Grooming traps are being placed in strategic areas across the Australian outback to target and eradicate the country’s nearly 20 million stray felines.
The Bush Heritage Australia, an Australian biodiversity group, and the South Australian government are bankrolling the $450,000 cost associated with the “grooming machines.” Bush Heritage intends on using them to protect Australia’s endangered night parrot population.
John Read, the ecologist who created the cat-killing invention, said the traps use a cat’s natural inclination to lick and clean itself as a lethal weapon.
Cats prefer to hunt for their food, he added, which makes it difficult to lure them into kill box. So instead of attempting to lay bait for the wild animals, the machines simply spray poison on them as they walk past.
The kill machines force the cats to lick themselves to death.
The robots’ logistics involve a complicated series of radar detectors and distress signals. The machine will not activate, for example, if its radar detects an animal like a koala bear or some other native species passing nearby, as those animals are typically taller than cats.
Likewise, belly-dragging animals like wombats won’t trigger the machine’s rangefinder either, because the robot needs to be able see between the cat’s legs. It also measures an animal’s length to determine whether it is a cat or some other Australian critter.
In addition, the device sounds a signal that mimics the sound of a cat’s prey.

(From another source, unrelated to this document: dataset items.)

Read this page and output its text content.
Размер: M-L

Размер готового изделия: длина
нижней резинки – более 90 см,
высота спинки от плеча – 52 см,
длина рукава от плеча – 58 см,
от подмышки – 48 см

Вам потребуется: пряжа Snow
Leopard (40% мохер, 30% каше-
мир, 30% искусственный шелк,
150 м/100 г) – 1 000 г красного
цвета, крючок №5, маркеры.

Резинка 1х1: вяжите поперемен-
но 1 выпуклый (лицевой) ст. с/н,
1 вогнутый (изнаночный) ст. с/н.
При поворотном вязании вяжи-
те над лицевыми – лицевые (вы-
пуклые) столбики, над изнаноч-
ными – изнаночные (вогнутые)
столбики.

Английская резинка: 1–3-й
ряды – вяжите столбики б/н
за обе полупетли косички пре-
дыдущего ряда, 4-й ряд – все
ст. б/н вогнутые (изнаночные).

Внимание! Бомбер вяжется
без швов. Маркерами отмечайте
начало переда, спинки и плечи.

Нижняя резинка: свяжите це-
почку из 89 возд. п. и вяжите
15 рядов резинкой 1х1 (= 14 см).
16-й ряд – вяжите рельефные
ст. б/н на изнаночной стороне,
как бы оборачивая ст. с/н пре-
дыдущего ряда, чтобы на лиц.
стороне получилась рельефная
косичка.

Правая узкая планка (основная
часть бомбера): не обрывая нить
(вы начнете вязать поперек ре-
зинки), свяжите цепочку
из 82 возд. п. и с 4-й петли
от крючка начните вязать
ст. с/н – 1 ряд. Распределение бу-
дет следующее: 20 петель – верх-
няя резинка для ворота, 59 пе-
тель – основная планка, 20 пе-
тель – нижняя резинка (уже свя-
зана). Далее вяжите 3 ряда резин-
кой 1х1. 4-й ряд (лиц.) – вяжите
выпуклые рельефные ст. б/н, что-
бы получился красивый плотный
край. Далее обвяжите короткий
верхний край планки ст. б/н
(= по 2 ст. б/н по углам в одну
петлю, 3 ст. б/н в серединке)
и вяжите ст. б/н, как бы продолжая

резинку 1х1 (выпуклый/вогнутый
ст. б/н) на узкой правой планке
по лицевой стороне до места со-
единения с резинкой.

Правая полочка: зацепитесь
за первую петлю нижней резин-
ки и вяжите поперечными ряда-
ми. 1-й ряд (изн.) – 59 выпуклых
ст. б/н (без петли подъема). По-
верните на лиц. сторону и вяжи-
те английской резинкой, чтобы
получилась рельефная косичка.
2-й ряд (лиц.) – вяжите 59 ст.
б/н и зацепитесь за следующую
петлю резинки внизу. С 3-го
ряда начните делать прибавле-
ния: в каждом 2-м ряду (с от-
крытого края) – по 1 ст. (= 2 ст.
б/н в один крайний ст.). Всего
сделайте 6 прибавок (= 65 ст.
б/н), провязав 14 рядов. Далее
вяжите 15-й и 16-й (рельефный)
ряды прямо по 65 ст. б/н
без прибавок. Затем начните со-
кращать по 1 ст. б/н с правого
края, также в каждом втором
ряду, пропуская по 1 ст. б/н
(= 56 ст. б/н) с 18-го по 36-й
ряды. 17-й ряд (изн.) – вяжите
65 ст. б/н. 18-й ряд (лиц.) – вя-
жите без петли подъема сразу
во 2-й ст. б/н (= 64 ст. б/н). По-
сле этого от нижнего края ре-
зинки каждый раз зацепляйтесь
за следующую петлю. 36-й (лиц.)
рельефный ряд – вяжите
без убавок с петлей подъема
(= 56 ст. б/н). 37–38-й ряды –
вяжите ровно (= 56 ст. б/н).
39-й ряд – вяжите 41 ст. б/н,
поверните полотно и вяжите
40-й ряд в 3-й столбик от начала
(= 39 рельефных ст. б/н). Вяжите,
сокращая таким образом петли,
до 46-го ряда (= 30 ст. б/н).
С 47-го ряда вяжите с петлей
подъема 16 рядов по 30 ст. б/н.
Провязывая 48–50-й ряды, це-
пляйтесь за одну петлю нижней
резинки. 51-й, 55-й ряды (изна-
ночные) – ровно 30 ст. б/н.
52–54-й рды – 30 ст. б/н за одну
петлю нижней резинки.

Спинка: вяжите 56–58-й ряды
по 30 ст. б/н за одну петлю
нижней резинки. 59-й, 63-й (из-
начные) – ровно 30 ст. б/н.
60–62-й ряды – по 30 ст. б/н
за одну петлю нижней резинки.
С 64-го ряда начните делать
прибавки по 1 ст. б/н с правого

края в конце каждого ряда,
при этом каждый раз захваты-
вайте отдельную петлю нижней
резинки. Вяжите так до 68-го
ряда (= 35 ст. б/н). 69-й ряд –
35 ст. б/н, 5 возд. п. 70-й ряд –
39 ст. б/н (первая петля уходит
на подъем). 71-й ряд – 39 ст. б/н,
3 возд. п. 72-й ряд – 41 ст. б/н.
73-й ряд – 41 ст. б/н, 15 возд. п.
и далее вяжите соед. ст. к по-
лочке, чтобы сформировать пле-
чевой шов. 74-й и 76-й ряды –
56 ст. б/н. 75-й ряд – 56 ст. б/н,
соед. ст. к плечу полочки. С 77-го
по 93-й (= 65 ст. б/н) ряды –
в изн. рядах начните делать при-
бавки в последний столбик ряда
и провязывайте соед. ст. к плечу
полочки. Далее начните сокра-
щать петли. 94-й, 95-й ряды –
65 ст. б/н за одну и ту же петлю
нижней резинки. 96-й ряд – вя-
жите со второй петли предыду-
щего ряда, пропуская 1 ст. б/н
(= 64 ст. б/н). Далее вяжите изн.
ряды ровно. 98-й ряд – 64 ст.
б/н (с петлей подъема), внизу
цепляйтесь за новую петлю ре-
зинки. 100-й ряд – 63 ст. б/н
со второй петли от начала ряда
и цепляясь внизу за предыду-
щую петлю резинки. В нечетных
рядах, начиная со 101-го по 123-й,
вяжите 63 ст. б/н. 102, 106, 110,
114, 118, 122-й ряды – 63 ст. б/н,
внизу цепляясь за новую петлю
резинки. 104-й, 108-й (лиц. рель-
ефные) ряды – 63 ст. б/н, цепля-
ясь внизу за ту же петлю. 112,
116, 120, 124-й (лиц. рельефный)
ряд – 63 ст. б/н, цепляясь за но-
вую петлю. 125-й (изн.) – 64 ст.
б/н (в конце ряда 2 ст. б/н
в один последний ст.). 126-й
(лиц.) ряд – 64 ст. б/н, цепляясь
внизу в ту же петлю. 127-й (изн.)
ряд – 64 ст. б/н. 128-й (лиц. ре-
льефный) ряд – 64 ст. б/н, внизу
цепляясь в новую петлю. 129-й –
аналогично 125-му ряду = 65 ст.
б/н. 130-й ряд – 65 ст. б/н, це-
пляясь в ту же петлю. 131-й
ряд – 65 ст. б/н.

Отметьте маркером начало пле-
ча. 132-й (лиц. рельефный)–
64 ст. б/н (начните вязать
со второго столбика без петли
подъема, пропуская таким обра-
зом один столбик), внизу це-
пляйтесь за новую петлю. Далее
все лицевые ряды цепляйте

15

Read switched on the robots last week, and placed them in Australia’s Pullen Pullen reserve, as well as in Venus Bay and Wilpena in South Australia.
“The three trial locations are all part of the same trial to test and optimise the traps before we will hopefully redesign and manufacture 50 or more traps for a bigger trial at a wider range of sites,” Read told reporters.
Stray cats are one of the biggest threats to Australia’s endangered animals, according to Greg Hunt, the country’s environmental minister.
It’s believed that the country’s 20 million feral cats are laying siege to the native animal population, with one cat responsible for killing more than five animals a day.